Friday, November 1st, 2013
Reuben Sandwich. Photo by Ernesto Andrade.
November 3 is National Sandwich Day!
Yay for sandwiches! I love a good ‘wet’ sandwich: soft, fresh bread, good cuts of meat–and for cold sandwiches–heavy on the pickles and hots. My favorite hot sandwich is a Reuben: corned beef and Swiss cheese on rye with lots of thousand island dressing and sauerkraut. Yum!
Novelist Lawrence Sanders in his book “The First Deadly Sin” describes his detective eating a ‘wet sandwich’ over the sink, accompanied by a bottle of beer. It’s the first time I’d heard the term.
Sanders goes into such loving detail describing the making and eating of this sandwich–taking nearly an entire page to do so, if I remember correctly–that my mouth watered the entire time I was reading.
That’s good writing. (Or maybe it’s my Pavlov response to sandwich descriptions!)
Here’s Your Prompt:
- Write a scene in which one of your characters eats. He doesn’t have to eat a sandwich. If you’re writing fantasy, it could be stew, or bread and cheese. If you’re writing contemporary, maybe it’s wings or tapas. The point is: spend time crafting a few sentences which will make your reader’s mouth water. Don’t spend a page doing it: that was Sanders’ schtick. Write it your way.
- Write a scene where “the big reveal” is made during a meal. Don’t let the dialogue carry the scene. Bring in the setting: the tablecloth and silver salt and pepper shakers, or, the scarred wooden table and broken crockery.
- Write a “long” haiku of four of five stanzas describing the perfect sandwich and building it. When you’re done, see if you can whittle it down into one stanza, but still keep the ‘flavor’ of the long poem.
- If you journal, write family history, or enjoy memoir, write about a memorable meal. Don’t forget to include descriptions of the food.
Friday, April 5th, 2013
I got inspired by doors today.
Doors are like choices, or decisions. Prompts for action: should you open it or leave it shut? Should you step through, or remain on this side?

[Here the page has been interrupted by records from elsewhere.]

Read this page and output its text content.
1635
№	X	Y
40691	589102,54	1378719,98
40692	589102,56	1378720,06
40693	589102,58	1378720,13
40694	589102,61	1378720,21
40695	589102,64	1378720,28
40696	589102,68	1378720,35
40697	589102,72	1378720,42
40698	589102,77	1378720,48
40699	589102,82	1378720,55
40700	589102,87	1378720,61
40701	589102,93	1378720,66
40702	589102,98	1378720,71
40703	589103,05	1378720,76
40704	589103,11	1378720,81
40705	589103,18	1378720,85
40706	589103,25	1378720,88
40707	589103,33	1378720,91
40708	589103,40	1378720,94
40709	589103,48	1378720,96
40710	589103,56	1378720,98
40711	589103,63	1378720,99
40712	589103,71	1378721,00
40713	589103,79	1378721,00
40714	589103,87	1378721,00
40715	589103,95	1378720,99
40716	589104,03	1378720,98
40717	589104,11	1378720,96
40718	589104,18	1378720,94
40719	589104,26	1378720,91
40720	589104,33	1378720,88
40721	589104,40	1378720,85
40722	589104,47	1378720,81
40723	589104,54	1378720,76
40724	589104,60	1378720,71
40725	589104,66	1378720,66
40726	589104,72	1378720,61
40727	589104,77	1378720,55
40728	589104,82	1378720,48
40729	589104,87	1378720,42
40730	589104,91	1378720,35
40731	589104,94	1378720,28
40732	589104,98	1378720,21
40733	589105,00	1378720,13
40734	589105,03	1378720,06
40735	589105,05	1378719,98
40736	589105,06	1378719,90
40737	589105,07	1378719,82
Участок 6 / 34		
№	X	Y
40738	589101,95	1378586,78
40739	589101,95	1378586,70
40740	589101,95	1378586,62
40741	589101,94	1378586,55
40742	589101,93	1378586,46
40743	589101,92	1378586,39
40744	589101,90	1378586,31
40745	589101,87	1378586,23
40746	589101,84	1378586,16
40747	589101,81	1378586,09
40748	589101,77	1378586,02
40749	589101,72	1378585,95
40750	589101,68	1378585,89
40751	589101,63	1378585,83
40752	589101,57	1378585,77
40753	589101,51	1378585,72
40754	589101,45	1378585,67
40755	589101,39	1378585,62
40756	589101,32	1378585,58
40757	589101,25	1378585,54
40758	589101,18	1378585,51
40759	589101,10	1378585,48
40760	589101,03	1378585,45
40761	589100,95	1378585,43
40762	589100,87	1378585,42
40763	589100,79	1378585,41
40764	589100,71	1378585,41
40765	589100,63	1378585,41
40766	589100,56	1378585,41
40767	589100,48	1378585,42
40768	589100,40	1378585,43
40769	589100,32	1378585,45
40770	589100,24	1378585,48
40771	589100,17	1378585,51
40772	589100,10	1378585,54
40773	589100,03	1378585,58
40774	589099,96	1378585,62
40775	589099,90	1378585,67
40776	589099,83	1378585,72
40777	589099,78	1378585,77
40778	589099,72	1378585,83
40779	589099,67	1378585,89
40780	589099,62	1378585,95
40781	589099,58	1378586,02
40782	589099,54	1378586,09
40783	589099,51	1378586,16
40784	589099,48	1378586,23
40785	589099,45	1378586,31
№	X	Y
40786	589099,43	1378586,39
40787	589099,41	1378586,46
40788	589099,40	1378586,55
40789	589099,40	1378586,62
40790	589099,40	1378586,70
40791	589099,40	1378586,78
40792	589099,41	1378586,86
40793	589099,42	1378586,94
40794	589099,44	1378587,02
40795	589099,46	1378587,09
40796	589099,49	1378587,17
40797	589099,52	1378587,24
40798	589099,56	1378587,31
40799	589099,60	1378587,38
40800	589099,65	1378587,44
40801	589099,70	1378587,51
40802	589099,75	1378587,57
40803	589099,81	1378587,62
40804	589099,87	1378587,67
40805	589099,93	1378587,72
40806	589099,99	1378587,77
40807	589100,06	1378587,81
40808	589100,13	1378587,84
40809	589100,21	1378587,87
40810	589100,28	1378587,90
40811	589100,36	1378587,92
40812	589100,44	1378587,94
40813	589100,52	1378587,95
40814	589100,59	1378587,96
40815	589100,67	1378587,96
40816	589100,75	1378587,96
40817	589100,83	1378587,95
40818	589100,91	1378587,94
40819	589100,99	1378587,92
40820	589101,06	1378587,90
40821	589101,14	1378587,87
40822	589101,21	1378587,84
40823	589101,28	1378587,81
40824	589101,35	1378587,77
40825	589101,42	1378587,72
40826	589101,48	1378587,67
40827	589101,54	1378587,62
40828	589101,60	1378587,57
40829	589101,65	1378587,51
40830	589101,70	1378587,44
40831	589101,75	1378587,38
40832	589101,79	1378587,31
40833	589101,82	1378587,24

And there are so many doors, and an equal (if not double!) amount of choices.
What’s more, the sight of a door leaves one with the impression of what might be behind it. A set of French doors with sheer white curtains might inspire a light and airy dining area. A solid wooden door on the face of a Boston brownstone might convey upper-crust society. A green door, surrounded by ivy and flowering potted plants might imply adventure.
But the frightening aspect is that the appearance could be illusion. A giant troll could live behind the fairy door. An impoverished family — self-imploding on the fracturing nature of drug addition or alcohol abuse — might live behind the brownstone door. The French doors might conceal the dark recess of a sociopath’s hideaway.
Here’s Your Prompt:
- As you drive, or walk, down the street today, take notice of doors. Choose one which inspires you and write the story of what lies behind it.
- If you’re writing a story or a novel, make a list of all the figurative doors (choices) which your character might have to walk through. Make the list long and detailed. Choose the most horrific option for your character, and write how he or she resolves the situation. Don’t just write about the scene, show the scene: let us know how the character is feeling — and thinking — about the decision. Was it the right decision to make, despite the horror of it?
- If you journal, or write memoir (or even family history) write a story about when you — or someone else — literally stepped through a door. Were your expectations met or not? Were you surprised by the situation you found behind the door? How did you feel about what happened?
- If you write poetry — make a list of doors. Describe them: their color, their surroundings, their ornamentation. Decide what lies behind each door. Write a poem about the most interesting one, or, write a poem about all of them.